Okna pamit dan kembali ke ruangannya. Sementara Adras hanya mengantar Harpa sampai pintu kantor. "Maaf, Nona. Saya harus menyiapkan segala hal untuk pertemuan nanti siang. Kemungkinan Anda akan makan siang di jalan," jelas Adras.
"Ya sudah, aku masuk dulu."
Penjaga membukakan pintu, kemudian Harpa masuk. Adras berbalik dan berjalan tergesa-gesa ke ruangan kantornya. Sampai di sana, Adras menelepon Nolan.
"Dia sudah mencurinya," ungkap Adras pada temannya itu.
"Kamu bahas masalah itu di depannya. Jangan sampai kamu bersikap biasa. Dengan begitu dia akan yakin kalau itu adalah USB yang penting," saran Nolan.
"Baik, aku akan meneleponnya untuk meminta maaf dan curhat masalah ini" jawab Adras.
"Sekarang kita hanya tinggal menunggu Gera memasukkan flashdisk itu ke laptop pribadinya dan sistem virusku akan mulai bekerja." Nola bertepuk tangan akan keberhasilannya.
"Kamu periksa laptop Okna juga?" tanya Adras penasaran.
Nolan mengambil gelas dari atas meja dan meminum isinya. "Di dalam sana ada banyak foto kalian. Kelihatannya dia sangat mencintaimu. Kasihan juga kalau begini, gadis yang malang."
Adras mengembuskan napas dengan berat. Matanya menyipit dan dia sandarkan kening di meja. "Itu yang aku takutkan. Aku selalu berharap akan ada waktu Okna meninggalkan aku sendiri. Namun, dia malah terus bertahan ingin denganku."
Nolan menggaruk tengkuk. "Mungkin dia memang jodoh kamu dan kalian akan menikah, punya anak serta hidup bahagia selamanya."
Adras tertawa meski itu sama sekali tak lucu untuknya. "Tak pernah ada kehidupan yang berakhir bahagia, Nolan. Kalau mati, kita tetap ditangisi orang lain.
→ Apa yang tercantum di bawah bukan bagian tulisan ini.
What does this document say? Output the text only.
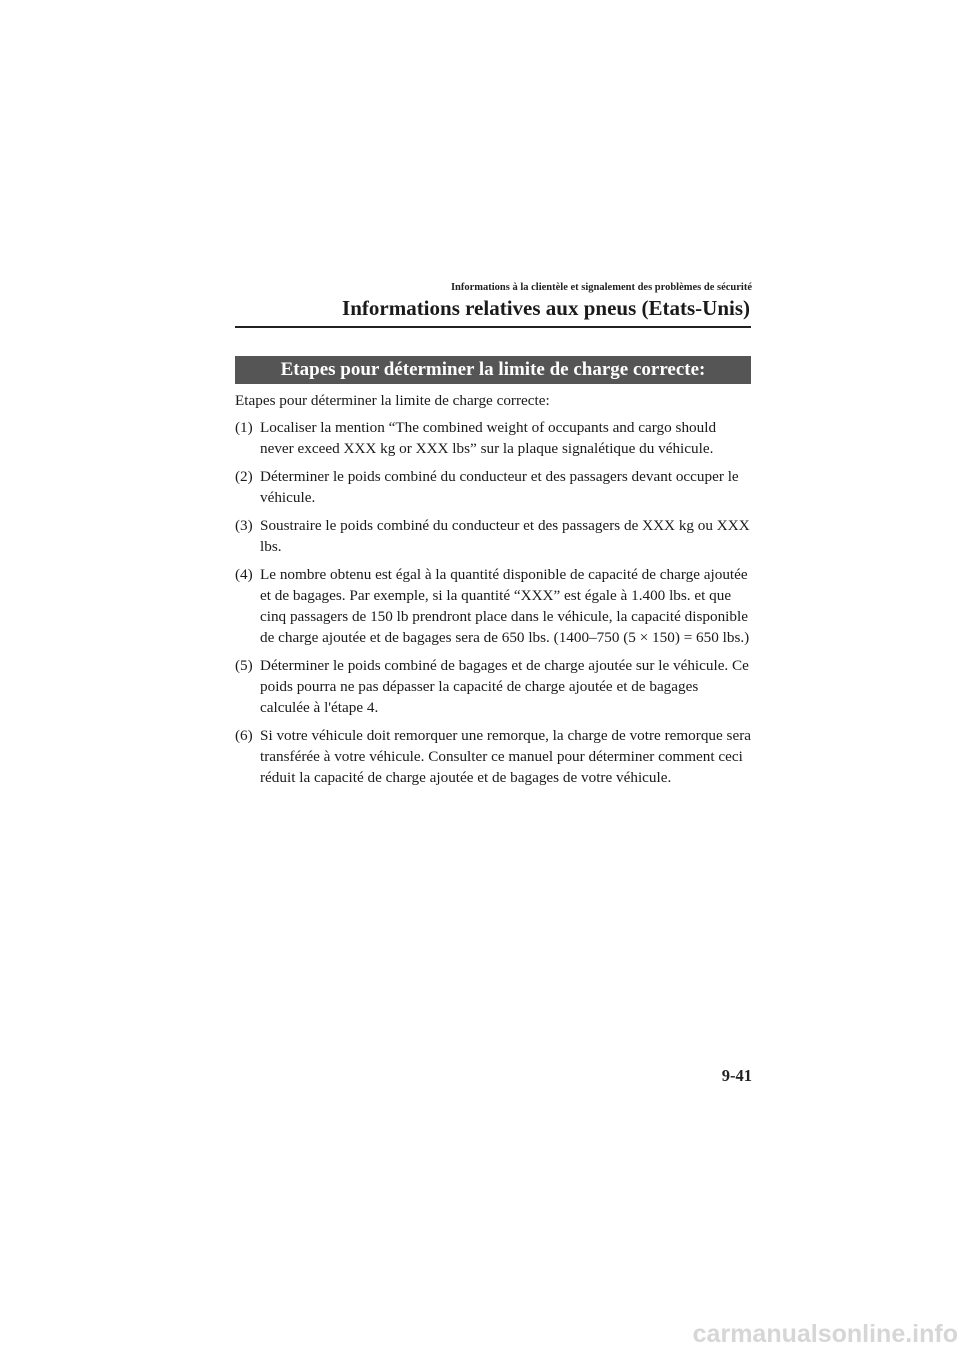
Informations à la clientèle et signalement des problèmes de sécurité
Informations relatives aux pneus (Etats-Unis)
Etapes pour déterminer la limite de charge correcte:

Etapes pour déterminer la limite de charge correcte:

(1) Localiser la mention “The combined weight of occupants and cargo should never exceed XXX kg or XXX lbs” sur la plaque signalétique du véhicule.
(2) Déterminer le poids combiné du conducteur et des passagers devant occuper le véhicule.
(3) Soustraire le poids combiné du conducteur et des passagers de XXX kg ou XXX lbs.
(4) Le nombre obtenu est égal à la quantité disponible de capacité de charge ajoutée et de bagages. Par exemple, si la quantité “XXX” est égale à 1.400 lbs. et que cinq passagers de 150 lb prendront place dans le véhicule, la capacité disponible de charge ajoutée et de bagages sera de 650 lbs. (1400–750 (5 × 150) = 650 lbs.)
(5) Déterminer le poids combiné de bagages et de charge ajoutée sur le véhicule. Ce poids pourra ne pas dépasser la capacité de charge ajoutée et de bagages calculée à l'étape 4.
(6) Si votre véhicule doit remorquer une remorque, la charge de votre remorque sera transférée à votre véhicule. Consulter ce manuel pour déterminer comment ceci réduit la capacité de charge ajoutée et de bagages de votre véhicule.
9-41
carmanualsonline.info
Justru memiliki sesuatu akan membuat kita semakin banyak merasakan kehilangan."
Bel di meja Adras berbunyi. Pria itu langsung pamit hendak menutup telepon pada Nolan. "Ada apa Harpa memanggilku?" pikir Adras.
Lekas dia berdiri dan berjalan dengan tergesa-gesa ke kantor Harpa. Dibuka pintu ruangan atasannya itu. Harpa sudah duduk di meja dengan mengenakan kaca mata. Di tangan kanannya ada sebuah pulpen dan tangan kirinya memegang dokumen.
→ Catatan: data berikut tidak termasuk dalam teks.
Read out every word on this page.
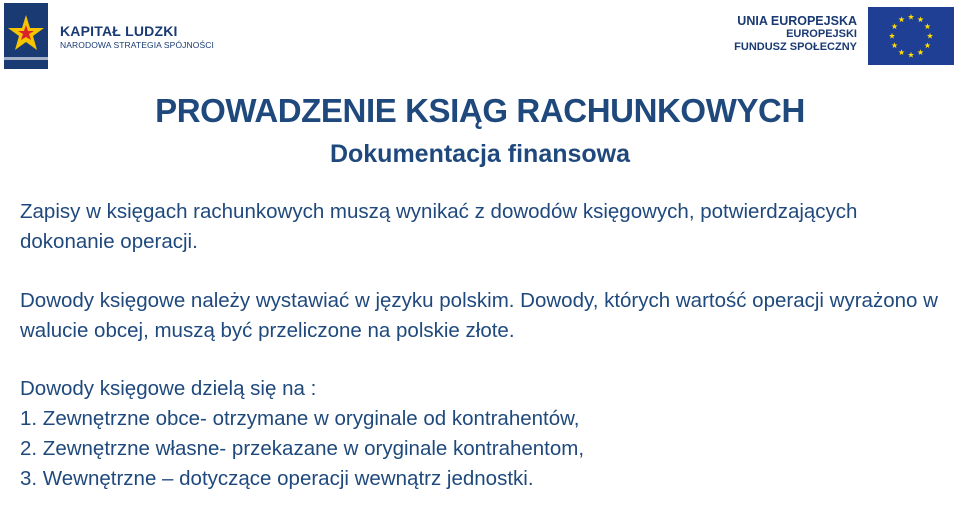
KAPITAŁ LUDZKI
NARODOWA STRATEGIA SPÓJNOŚCI
UNIA EUROPEJSKA
EUROPEJSKI
FUNDUSZ SPOŁECZNY
PROWADZENIE KSIĄG RACHUNKOWYCH
Dokumentacja finansowa

Zapisy w księgach rachunkowych muszą wynikać z dowodów księgowych, potwierdzających dokonanie operacji.

Dowody księgowe należy wystawiać w języku polskim. Dowody, których wartość operacji wyrażono w walucie obcej, muszą być przeliczone na polskie złote.

Dowody księgowe dzielą się na :

1. Zewnętrzne obce- otrzymane w oryginale od kontrahentów,
2. Zewnętrzne własne- przekazane w oryginale kontrahentom,
3. Wewnętrzne – dotyczące operacji wewnątrz jednostki.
"Kamu sibuk gak?" tanya Harpa. Wajahnya penuh dengan kewibawaan. Mereka sedang marahan hingga Harpa ingin jaga image.
"Anda butuh bantuan apa?"
"Gimana cara tambahin angka di tabel?" Harpa turun dari meja. Dia menunjuk layar laptop. "Aku sudah masukin rumus SUM dan hasilnya tetap salah," protes gadis itu.
"Di komputer Anda sudah ada aplikasi akuntansi." Adras membuka jendela aplikasi yang dia maksud. "Kenakan saja ini, sehingga lebih mudah. Keterangannya bisa Anda baca menggunakan buku manual."
"Baiklah. Maklum sudah lama aku tidak pakai aplikasi ini. Terkhir kita belajar rumusanya waktu SMP, kan?" Harpa memindahkan angka di proposal ke dalam aplikasi penghitung.
"Kenapa Anda harus begitu? Saya yakin dana di sini sudah sesuai. Lagipula itu hanya proposal." Adras memperhatikan Harpa dari belakang.
"Aku hanya ingin tahu seberapa niat mereka ingin mengkhianatiku. Lihat, kurang tiga puluh juta, kan?" Harpa menunjuk minus pada hitungan.
"Lucu kalau dibilang kelalaian. Siapa yang buat ini?" Adras merebut proposal itu dari CEOnya.
"Tentu saja pegawai di bawah naungan calon mertuamu. Dan lagi." Harpa rebut kembali proposalnya. Dia buka biodata penyusun. "Kenapa Okna bisa ada di sini? Dia pegawai magang! Kamu tahu pekerjaan dia sebatas apa?" tegur Harpa.
Adras mengangguk. "Aku akan tanyakan saat ini juga. Mohon dokumennya."
Sambil menenteng benda itu, Adras keluar ruangan Harpa dan menuruni lift. Dia menggenggam erat benda itu dan siap meledak. Tiba di kantor Okna, Adras disambut Fatur. "Ada apa calon menantuku ke mari? Ingin bertemu Okna. Aku lihat semalam kelihatannya kalian bertengkar," tanya Fatur.
Saat itu juga Adras menggebrak meja dengan proposal tadi. "Apa maksudnya ini? Bagaimana bisa proposal ngawur seperti ini sampai di meja CEO?" tegur Adras dengan mimik wajah kesal.